Read on, and keep up with this team on Facebook and Twitter.

How did SapientNitroSM get involved in Social Media Week? 
This is SapientNitro’s second year participating in Social Media Week NY and our first in DC, Miami, and San Francisco. The organic, collaborative approach of the festival draws people who are truly passionate about the space and are shaping its role for tomorrow. The quality of the content, the speakers, and the attendees is first class. But it’s the spirit and energy of the festival and the connections we make that bring us back.
 

SapientNitro has been involved with SMW NYC in the past and is continuing their involvement in SMW NYC’s Social & Environmental Change space. How is social change a part of your ethos/culture? 
SapientNitro has a human-centric mindset: from HR policies focused on human capital, to deep research skills in human-centered experience design and anthropology, to social experience. Our people are organically and heavily involved in social change and social good activities. In addition, we often takes on pro-bono work that is aimed at leveraging digital for social change, such as Malaria No More and Communication Shutdown (global autism campaign). We pride ourselves in having the heart to apply our digital skills to effect change. And we do so at SMW again, hoping to create change through a dialogue about the very things we do.
 

SapientNitro is a leader in integrated marketing & technology. What interesting trends are you seeing in this space and where do you see it going in the next few years? 
The next few years will not only be about harnessing Big Data, but about monetizing it. Transformation in the creative, social and digital media arenas will be required in order to make media much more reactive to trends, which we will soon be able to analyze in the moment. There will be a reversing of the social engagement model, widely moving from reactive to proactive models, with live insights always on tap.

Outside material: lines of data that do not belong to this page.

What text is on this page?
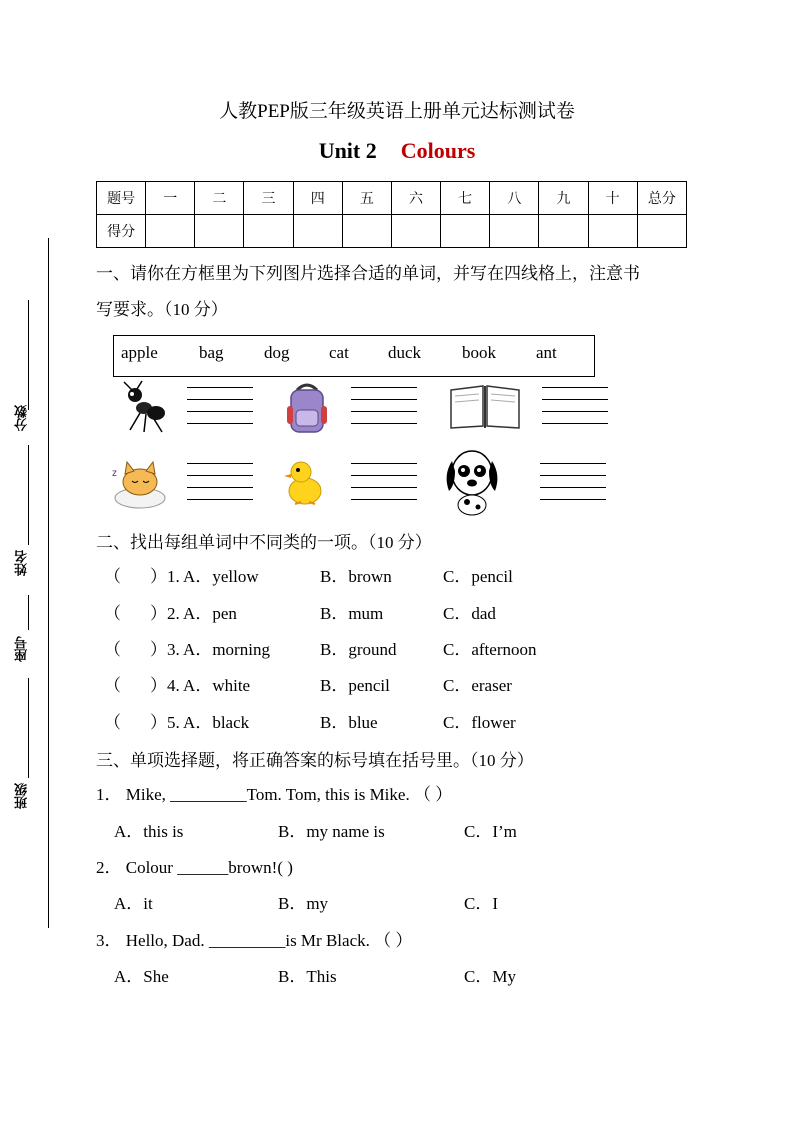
分数
姓名
座号
班级
人教PEP版三年级英语上册单元达标测试卷
Unit 2 Colours
题号	一	二	三	四	五	六	七	八	九	十	总分
得分											
一、请你在方框里为下列图片选择合适的单词，并写在四线格上，注意书
写要求。（10 分）
apple bag dog cat duck book ant
z
二、找出每组单词中不同类的一项。（10 分）
（ ）1. A．yellow	B．brown	C．pencil
（ ）2. A．pen	B．mum	C．dad
（ ）3. A．morning	B．ground	C．afternoon
（ ）4. A．white	B．pencil	C．eraser
（ ）5. A．black	B．blue	C．flower
三、单项选择题，将正确答案的标号填在括号里。（10 分）
1． Mike, _________Tom. Tom, this is Mike. （ ）
A．this is	B．my name is	C．I’m
2． Colour ______brown!( )
A．it	B．my	C．I
3． Hello, Dad. _________is Mr Black. （ ）
A．She	B．This	C．My
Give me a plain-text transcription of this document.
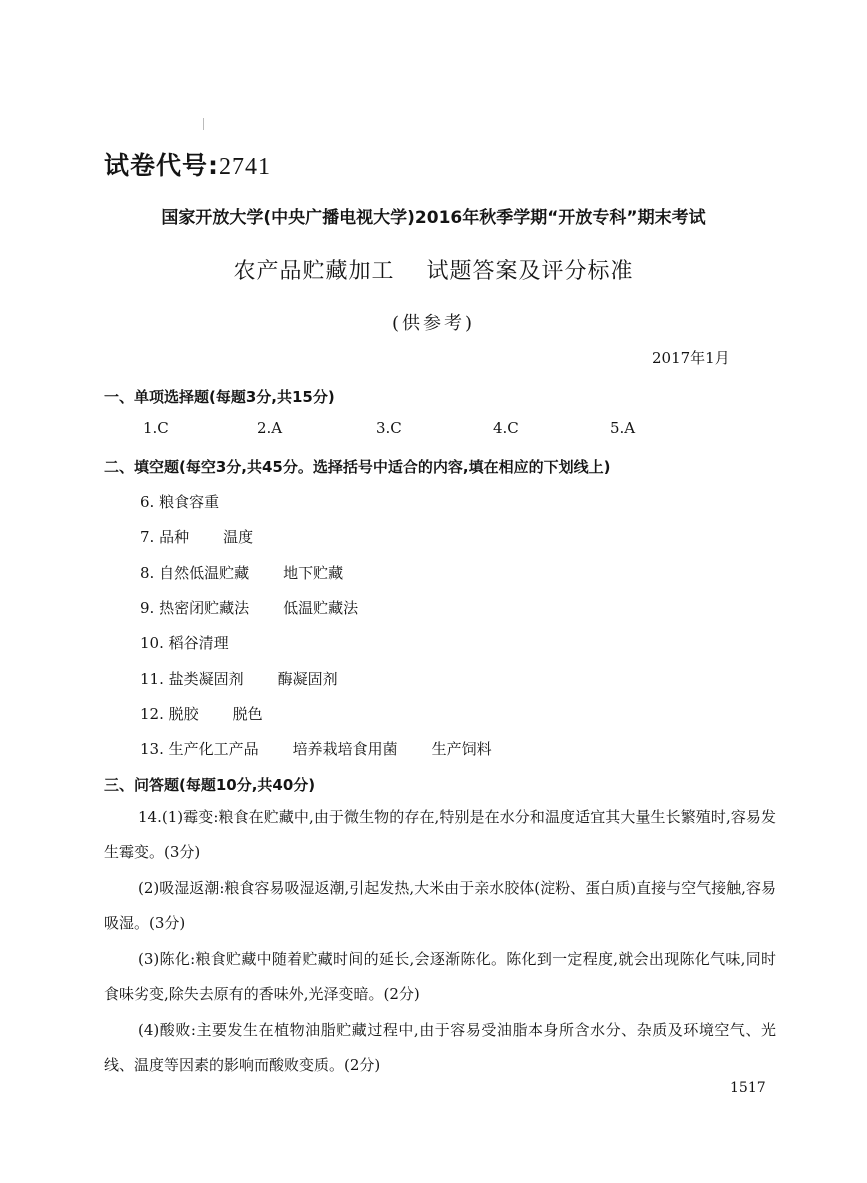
试卷代号:2741
国家开放大学(中央广播电视大学)2016年秋季学期“开放专科”期末考试
农产品贮藏加工    试题答案及评分标准
(供参考)
2017年1月
一、单项选择题(每题3分,共15分)
1.C	2.A	3.C	4.C	5.A
二、填空题(每空3分,共45分。选择括号中适合的内容,填在相应的下划线上)
6. 粮食容重
7. 品种 温度
8. 自然低温贮藏 地下贮藏
9. 热密闭贮藏法 低温贮藏法
10. 稻谷清理
11. 盐类凝固剂 酶凝固剂
12. 脱胶 脱色
13. 生产化工产品 培养栽培食用菌 生产饲料
三、问答题(每题10分,共40分)
14.(1)霉变:粮食在贮藏中,由于微生物的存在,特别是在水分和温度适宜其大量生长繁殖时,容易发生霉变。(3分)
(2)吸湿返潮:粮食容易吸湿返潮,引起发热,大米由于亲水胶体(淀粉、蛋白质)直接与空气接触,容易吸湿。(3分)
(3)陈化:粮食贮藏中随着贮藏时间的延长,会逐渐陈化。陈化到一定程度,就会出现陈化气味,同时食味劣变,除失去原有的香味外,光泽变暗。(2分)
(4)酸败:主要发生在植物油脂贮藏过程中,由于容易受油脂本身所含水分、杂质及环境空气、光线、温度等因素的影响而酸败变质。(2分)
1517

http://www.youtube.com/watch?v=NwBaFqMcjmA

As an international brand, what differences do you see in these trends across cultural borders and how does Sapient incorporate this into your strategies?
Technology today is the expression of human and advertising behavior. As the technology and audience landscape vary dramatically across regions, we are seeing different patterns of digital and social ecosystem formation. We study human behavior across cultures, understanding the differences in passions and pathways to engagement. Once we understand what relevant technologies will lead to the expression of local behaviors, we can activate locally relevant strategies successfully. That being said, the trends we see are global. The approaches we envision to monetize them are also global. Different regions will however require implementations that are locally sensitive, especially to language, linguistics, media behavior, social networks, social data sources and technographics.
 

Can you give us a sneak peek at what SapientNitro has in store for SMW NYC? 
On Tuesday, Feb 14 we’ll be leading a discussion in the Social & Environmental Change hub about the Classroom of the Future. Through a series of group exercise, videos, and discussion around new ways to get students the resources they need, we’re going to ask these innovators to envision a futuristic classroom – and we’re going to ask you to help. By the end, we want everyone to have a vision of what a socially empowered, and more equal, educational system in American could look like.

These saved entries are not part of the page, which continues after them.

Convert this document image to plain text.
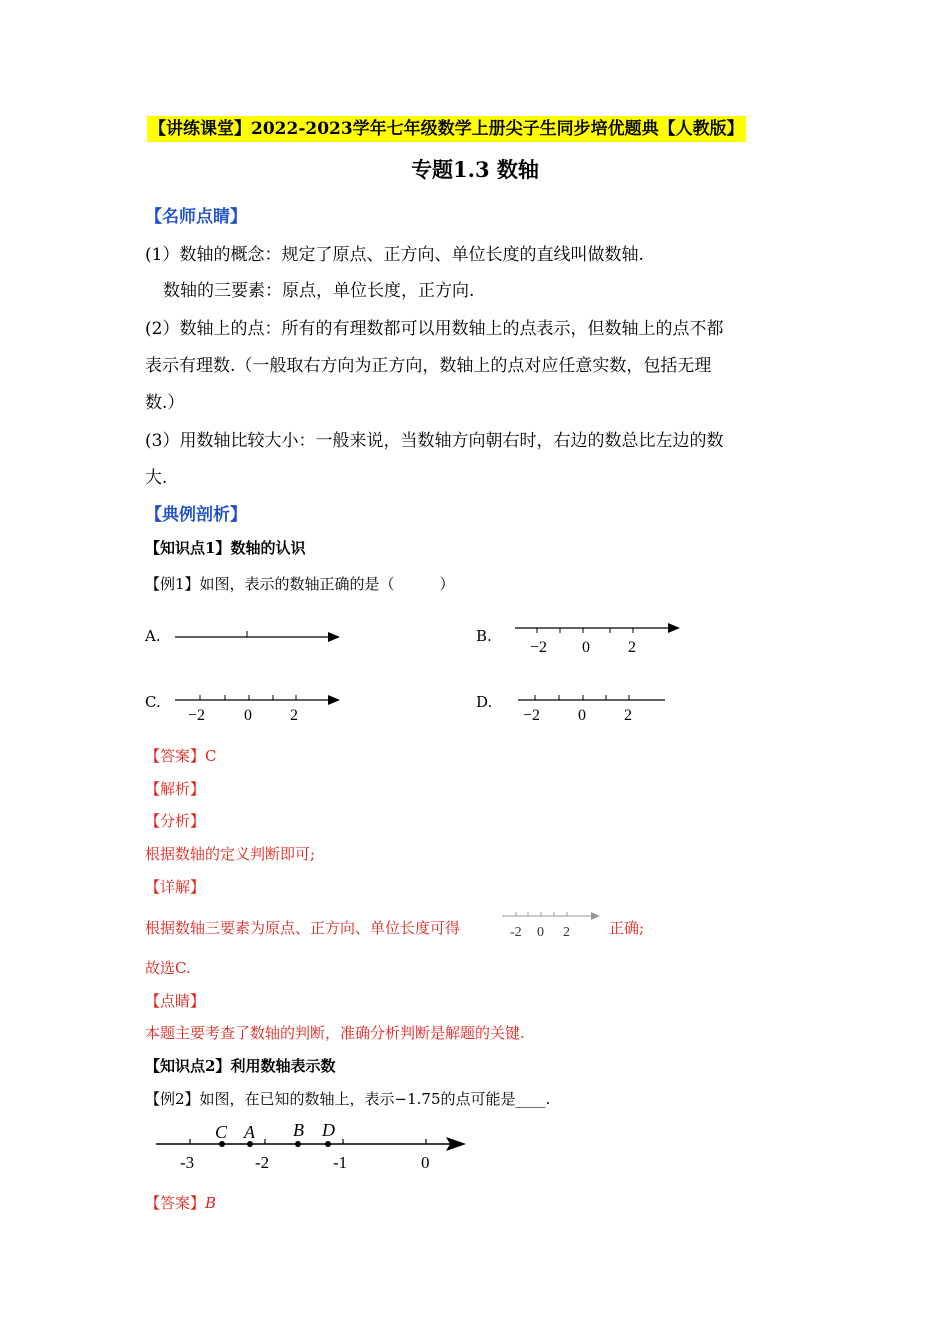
【讲练课堂】2022-2023学年七年级数学上册尖子生同步培优题典【人教版】
专题1.3 数轴
【名师点睛】
(1）数轴的概念：规定了原点、正方向、单位长度的直线叫做数轴.
数轴的三要素：原点，单位长度，正方向.
(2）数轴上的点：所有的有理数都可以用数轴上的点表示，但数轴上的点不都
表示有理数.（一般取右方向为正方向，数轴上的点对应任意实数，包括无理
数.）
(3）用数轴比较大小：一般来说，当数轴方向朝右时，右边的数总比左边的数
大.
【典例剖析】
【知识点1】数轴的认识
【例1】如图，表示的数轴正确的是（　　　）
A.	B.
C.	D.
−2 0 2
−2 0 2	−2 0 2
【答案】C
【解析】
【分析】
根据数轴的定义判断即可;
【详解】
根据数轴三要素为原点、正方向、单位长度可得	-2 0 2	正确;
故选C.
【点睛】
本题主要考查了数轴的判断，准确分析判断是解题的关键.
【知识点2】利用数轴表示数
【例2】如图，在已知的数轴上，表示−1.75的点可能是____.
C A B D
-3	-2	-1	0
【答案】B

On Thursday, Feb 16 in in the same hub, we’re going to bring history to life. We’ll assemble some of the voices of both Berkeley and Zuccotti Park and explore how technology has, or hasn’t, changed social mobilization and protest over the course of 40 years. We’ll look at images, video, hear stories from the protestors, as well as members of the media, to understand how much the dynamic of civic movements has been affected by the technology boom. We want good, healthy debate, so we’ll provide opportunities for our speakers to challenge and learn from each other, as well as from you.
 

What are you most looking forward to regarding participating in SMW NYC again? 
Creating experiences that spark dialogue and connections, long after the festival ends. (And, we admit, the closing party is a hoot.)